I bet if you examined a bunch of datasets and extracted these features for each column / pandas.Series:
% floats: percentage of values that are float
% int: percentage of values that are whole numbers
% string: percentage of values that are strings
% unique string: number of unique string values / total number
% unique integers: number of unique integer values / total number
mean numerical value (non numerical values considered 0 for this)
std deviation of numerical values
and trained a model, it could get pretty good at inferring column types, where the possible output values are: categorical, ordinal, quantitative.
Side note: as far as a Series with a limited number of numerical values goes, it seems like the interesting problem would be determining categorical vs ordinal; it doesn't hurt to think a variable is ordinal if it turns out to be quantitative right? The preprocessing steps would encode the ordinal values numerically anyways without one-hot encoding.
A related problem that is interesting: given a group of columns, can you tell if they are already one-hot encoded? E.g in the forest-cover-type-prediction kaggle contest, you would automatically know that soil type is a single categorical variable.
IMO the opposite strategy, identifying categoricals is better because it depends on what the data is about. Technically address data can be thought of as unordered categorical data, but usually I wouldn't use it that way.
For survey data, an idea would be to look for Likert scales, e.g. 5-8 values, either strings (which might probably need hardcoded (and translated) levels to look for "good", "bad", ".agree.", "very .*",...) or int values in the 0-8 range + NA.
Countries and such things might also be identifiable...

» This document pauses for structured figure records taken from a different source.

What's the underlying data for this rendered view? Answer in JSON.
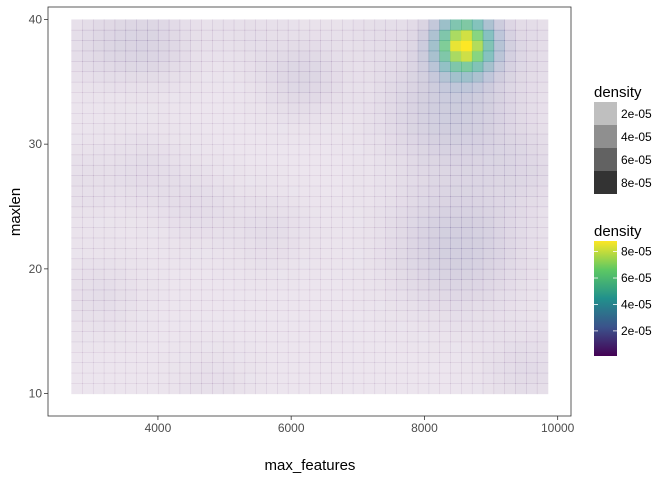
{
  "chart_data": {
    "type": "heatmap",
    "title": "",
    "xlabel": "max_features",
    "ylabel": "maxlen",
    "xlim": [
      2350,
      10200
    ],
    "ylim": [
      8.2,
      41.0
    ],
    "data_extent": {
      "x": [
        2700,
        9850
      ],
      "y": [
        10,
        40
      ]
    },
    "x_ticks": [
      {
        "value": 4000,
        "label": "4000"
      },
      {
        "value": 6000,
        "label": "6000"
      },
      {
        "value": 8000,
        "label": "8000"
      },
      {
        "value": 10000,
        "label": "10000"
      }
    ],
    "y_ticks": [
      {
        "value": 10,
        "label": "10"
      },
      {
        "value": 20,
        "label": "20"
      },
      {
        "value": 30,
        "label": "30"
      },
      {
        "value": 40,
        "label": "40"
      }
    ],
    "density_peaks": [
      {
        "x": 8600,
        "y": 38,
        "density": 8.6e-05
      },
      {
        "x": 8450,
        "y": 33,
        "density": 1.5e-05
      },
      {
        "x": 8500,
        "y": 22,
        "density": 1.3e-05
      },
      {
        "x": 3950,
        "y": 38,
        "density": 8e-06
      },
      {
        "x": 3200,
        "y": 38,
        "density": 6e-06
      },
      {
        "x": 6150,
        "y": 35.5,
        "density": 8e-06
      },
      {
        "x": 9500,
        "y": 28,
        "density": 5e-06
      },
      {
        "x": 9500,
        "y": 12,
        "density": 5e-06
      },
      {
        "x": 3800,
        "y": 28,
        "density": 4e-06
      },
      {
        "x": 4600,
        "y": 25,
        "density": 4e-06
      },
      {
        "x": 5700,
        "y": 23,
        "density": 4e-06
      },
      {
        "x": 3150,
        "y": 18,
        "density": 4e-06
      },
      {
        "x": 2800,
        "y": 27,
        "density": 3e-06
      },
      {
        "x": 4800,
        "y": 10.5,
        "density": 3e-06
      },
      {
        "x": 5300,
        "y": 39,
        "density": 3e-06
      },
      {
        "x": 7300,
        "y": 39,
        "density": 3e-06
      },
      {
        "x": 9600,
        "y": 38,
        "density": 4e-06
      }
    ],
    "density_floor": 1e-06,
    "colorscale": "viridis",
    "grid": false,
    "legend_position": "right",
    "legends": [
      {
        "title": "density",
        "kind": "alpha",
        "entries": [
          {
            "label": "2e-05",
            "color": "#BFBFBF"
          },
          {
            "label": "4e-05",
            "color": "#8F8F8F"
          },
          {
            "label": "6e-05",
            "color": "#626262"
          },
          {
            "label": "8e-05",
            "color": "#333333"
          }
        ]
      },
      {
        "title": "density",
        "kind": "colorbar",
        "colors": [
          "#440154",
          "#3B528B",
          "#21908C",
          "#5DC863",
          "#FDE725"
        ],
        "ticks": [
          {
            "value": 2e-05,
            "label": "2e-05"
          },
          {
            "value": 4e-05,
            "label": "4e-05"
          },
          {
            "value": 6e-05,
            "label": "6e-05"
          },
          {
            "value": 8e-05,
            "label": "8e-05"
          }
        ],
        "range": [
          1e-06,
          8.8e-05
        ]
      }
    ]
  }
}
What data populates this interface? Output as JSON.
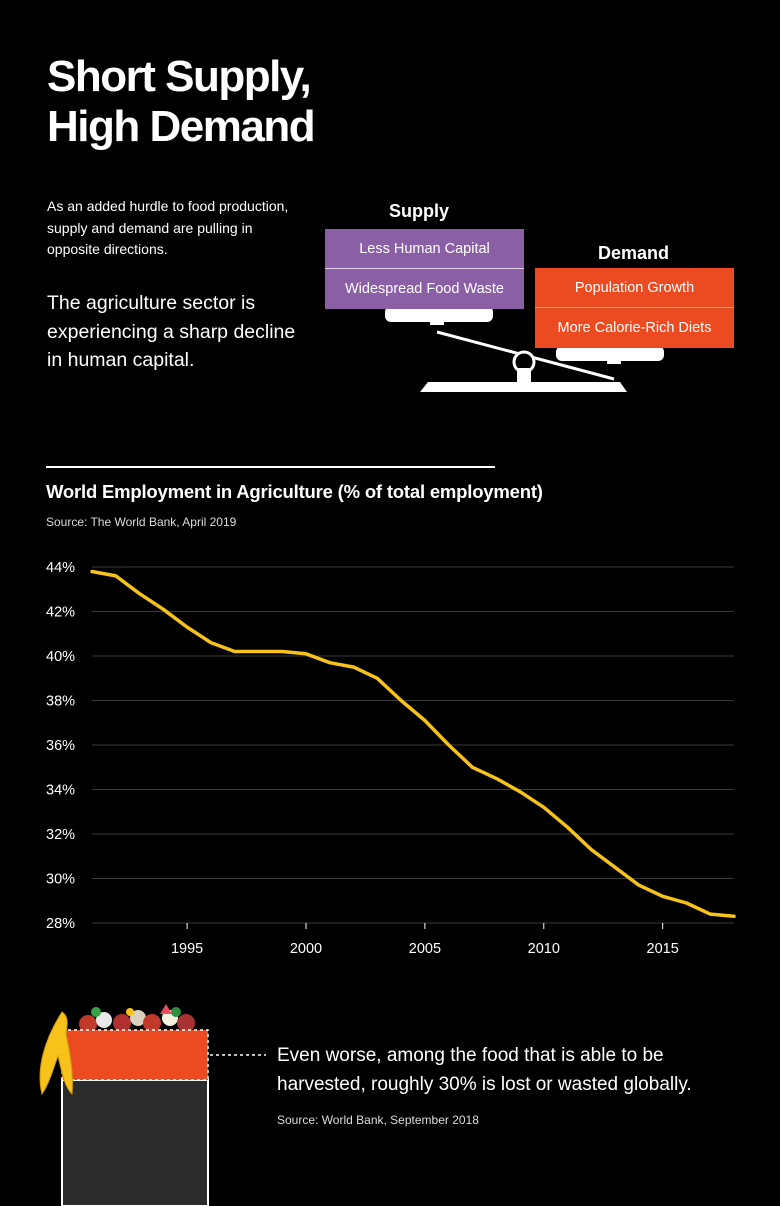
{
  "header": {
    "title_line1": "Short Supply,",
    "title_line2": "High Demand",
    "intro_small": "As an added hurdle to food production, supply and demand are pulling in opposite directions.",
    "intro_large": "The agriculture sector is experiencing a sharp decline in human capital."
  },
  "scale": {
    "supply_label": "Supply",
    "supply_items": [
      "Less Human Capital",
      "Widespread Food Waste"
    ],
    "demand_label": "Demand",
    "demand_items": [
      "Population Growth",
      "More Calorie-Rich Diets"
    ]
  },
  "colors": {
    "line": "#f7c21a",
    "supply": "#8a5fa6",
    "demand": "#ec4a20",
    "grid": "#3a3a3a",
    "bin_body": "#2b2b2b"
  },
  "chart_data": {
    "type": "line",
    "title": "World Employment in Agriculture (% of total employment)",
    "source": "Source: The World Bank, April 2019",
    "xlim": [
      1991,
      2018
    ],
    "ylim": [
      28,
      44
    ],
    "xticks": [
      1995,
      2000,
      2005,
      2010,
      2015
    ],
    "yticks": [
      44,
      42,
      40,
      38,
      36,
      34,
      32,
      30,
      28
    ],
    "ytick_labels": [
      "44%",
      "42%",
      "40%",
      "38%",
      "36%",
      "34%",
      "32%",
      "30%",
      "28%"
    ],
    "grid": true,
    "series": [
      {
        "x": [
          1991,
          1992,
          1993,
          1994,
          1995,
          1996,
          1997,
          1998,
          1999,
          2000,
          2001,
          2002,
          2003,
          2004,
          2005,
          2006,
          2007,
          2008,
          2009,
          2010,
          2011,
          2012,
          2013,
          2014,
          2015,
          2016,
          2017,
          2018
        ],
        "values": [
          43.8,
          43.6,
          42.8,
          42.1,
          41.3,
          40.6,
          40.2,
          40.2,
          40.2,
          40.1,
          39.7,
          39.5,
          39.0,
          38.0,
          37.1,
          36.0,
          35.0,
          34.5,
          33.9,
          33.2,
          32.3,
          31.3,
          30.5,
          29.7,
          29.2,
          28.9,
          28.4,
          28.3
        ]
      }
    ]
  },
  "footer": {
    "text": "Even worse, among the food that is able to be harvested, roughly 30% is lost or wasted globally.",
    "source": "Source: World Bank, September 2018"
  }
}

Age groups (".-.") might also work.
I've been looking at this, thought it maybe useful to share what I have. This builds on #Rishabh Srivastava answer.
import pandas as pd
def remove_cat_features(X, method='fraction_unique', cat_cols=None, min_fraction_unique=0.05):
"""Removes categorical features using a given method.
X: pd.DataFrame, dataframe to remove categorical features from."""
if method=='fraction_unique':
unique_fraction = X.apply(lambda col: len(pd.unique(col))/len(col))
reduced_X = X.loc[:, unique_fraction>min_fraction_unique]
if method=='named_columns':
non_cat_cols = [col not in cat_cols for col in X.columns]
reduced_X = X.loc[:, non_cat_cols]
return reduced_X
You can then call this function, giving a pandas df as X and you can either remove named categorical columns or you can choose to remove columns with a low number of unique values (specified by min_fraction_unique).